Re: Help in finding a file needed



On 2008-02-05 19:36:35 +0000, real-address-in-sig@xxxxxxxxxxxxxxx (Rowland McDonnell) said:

Chris Ridd <chrisridd@xxxxxxx> wrote:

(Rowland McDonnell) said:

It's like this. I've got a file on disc called:

mdwtab.pdf

It's a TeX-related file.

I'd like to find where it is on disc. I've got the file open using:

texdoc mdwtab

The lsof program will tell you this information, as it asks the kernel
and the kernel absolutely knows what programs have what files and
network connections open.

Righto.

With a file "mysterious.pdf" open in Preview - I don't have texdoc -
just grep for the filename in lsof's output. (The ^COMMAND stuff is to
match the column headers on the first line of output.)

Yur.

^ for `start of line', | for `or', yes?

Exactly so.

lsof | egrep '^COMMAND|mysterious.pdf'
COMMAND PID USER FD TYPE DEVICE SIZE/OFF NODE NAME
Preview 41412 cjr txt REG 14,2 574303 9029878
/path/to/mysterious.pdf

Voila.
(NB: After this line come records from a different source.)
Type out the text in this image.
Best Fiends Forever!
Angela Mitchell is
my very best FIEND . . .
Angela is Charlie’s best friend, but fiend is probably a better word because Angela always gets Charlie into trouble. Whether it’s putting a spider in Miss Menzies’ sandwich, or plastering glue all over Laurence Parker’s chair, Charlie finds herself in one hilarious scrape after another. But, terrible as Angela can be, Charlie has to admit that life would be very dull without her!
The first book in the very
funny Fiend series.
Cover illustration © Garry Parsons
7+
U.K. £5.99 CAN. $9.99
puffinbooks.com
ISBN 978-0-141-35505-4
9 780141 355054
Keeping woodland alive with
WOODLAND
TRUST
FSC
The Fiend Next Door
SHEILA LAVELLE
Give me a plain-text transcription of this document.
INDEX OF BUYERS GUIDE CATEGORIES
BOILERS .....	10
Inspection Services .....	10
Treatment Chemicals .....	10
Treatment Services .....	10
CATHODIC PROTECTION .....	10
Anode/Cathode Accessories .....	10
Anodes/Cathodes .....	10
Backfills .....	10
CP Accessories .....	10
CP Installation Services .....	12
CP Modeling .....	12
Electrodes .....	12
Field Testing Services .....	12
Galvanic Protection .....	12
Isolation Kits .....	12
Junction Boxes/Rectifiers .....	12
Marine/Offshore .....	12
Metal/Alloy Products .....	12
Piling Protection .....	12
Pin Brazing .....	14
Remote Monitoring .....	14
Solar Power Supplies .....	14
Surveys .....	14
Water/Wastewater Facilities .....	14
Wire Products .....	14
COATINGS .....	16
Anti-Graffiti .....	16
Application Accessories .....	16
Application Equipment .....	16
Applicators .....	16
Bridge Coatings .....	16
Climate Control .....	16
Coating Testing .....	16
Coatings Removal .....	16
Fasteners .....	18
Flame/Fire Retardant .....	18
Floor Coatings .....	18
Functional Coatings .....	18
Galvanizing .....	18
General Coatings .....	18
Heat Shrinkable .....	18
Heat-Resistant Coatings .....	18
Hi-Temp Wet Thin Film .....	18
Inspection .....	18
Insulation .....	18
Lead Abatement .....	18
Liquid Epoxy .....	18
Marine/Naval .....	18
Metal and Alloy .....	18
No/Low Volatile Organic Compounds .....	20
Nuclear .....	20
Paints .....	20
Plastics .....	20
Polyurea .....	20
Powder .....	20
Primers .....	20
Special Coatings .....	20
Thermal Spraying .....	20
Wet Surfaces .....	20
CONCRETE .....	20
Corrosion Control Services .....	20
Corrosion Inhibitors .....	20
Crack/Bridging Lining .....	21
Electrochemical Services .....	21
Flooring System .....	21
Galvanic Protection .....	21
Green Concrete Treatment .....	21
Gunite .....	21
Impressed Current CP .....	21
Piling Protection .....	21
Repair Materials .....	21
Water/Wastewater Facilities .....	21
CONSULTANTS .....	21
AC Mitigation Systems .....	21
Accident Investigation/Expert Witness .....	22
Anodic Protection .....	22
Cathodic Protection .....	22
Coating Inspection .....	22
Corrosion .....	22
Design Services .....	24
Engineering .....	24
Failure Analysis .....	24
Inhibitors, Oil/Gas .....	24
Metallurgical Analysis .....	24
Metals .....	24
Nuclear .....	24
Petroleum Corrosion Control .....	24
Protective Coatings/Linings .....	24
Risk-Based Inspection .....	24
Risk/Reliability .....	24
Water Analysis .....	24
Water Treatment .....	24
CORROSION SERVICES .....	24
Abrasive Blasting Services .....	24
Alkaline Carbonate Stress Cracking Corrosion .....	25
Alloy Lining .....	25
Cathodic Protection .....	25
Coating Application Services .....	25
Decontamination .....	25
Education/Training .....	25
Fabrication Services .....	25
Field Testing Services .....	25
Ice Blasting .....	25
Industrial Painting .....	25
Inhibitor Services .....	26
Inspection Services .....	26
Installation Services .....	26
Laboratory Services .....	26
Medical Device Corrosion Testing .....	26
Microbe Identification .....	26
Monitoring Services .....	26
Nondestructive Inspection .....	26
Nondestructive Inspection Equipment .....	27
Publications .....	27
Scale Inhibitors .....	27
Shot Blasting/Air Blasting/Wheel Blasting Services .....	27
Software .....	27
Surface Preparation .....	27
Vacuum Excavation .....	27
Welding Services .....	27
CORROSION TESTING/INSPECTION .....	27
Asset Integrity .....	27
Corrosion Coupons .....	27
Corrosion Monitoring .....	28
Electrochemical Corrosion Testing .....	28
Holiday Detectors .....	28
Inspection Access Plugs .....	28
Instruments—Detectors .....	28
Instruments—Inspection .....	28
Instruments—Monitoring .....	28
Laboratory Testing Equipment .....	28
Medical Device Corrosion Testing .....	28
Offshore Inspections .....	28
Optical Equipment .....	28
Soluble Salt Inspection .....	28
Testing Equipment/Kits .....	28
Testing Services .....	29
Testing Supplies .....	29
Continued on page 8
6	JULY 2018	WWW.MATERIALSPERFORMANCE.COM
Interestingly, you get the same output if you rm the file before
running lsof, but renaming the open file instead will show the new
name. I guess the filename printed is the last valid one.

Aha!

What I see is this:

COMMAND PID USER FD TYPE DEVICE SIZE/OFF NODE NAME
TeXShop 216 rowland txt VREG
stat(/private/tmp/TeXShop_Output/mdwtab.pdf): No such file or directory

Which is a pretty clear explanation of the state of things - if not the
reason for that state.

Tiger's lsof obviously behaves a little differently from Leopard's, but at least you've got a bit more info now.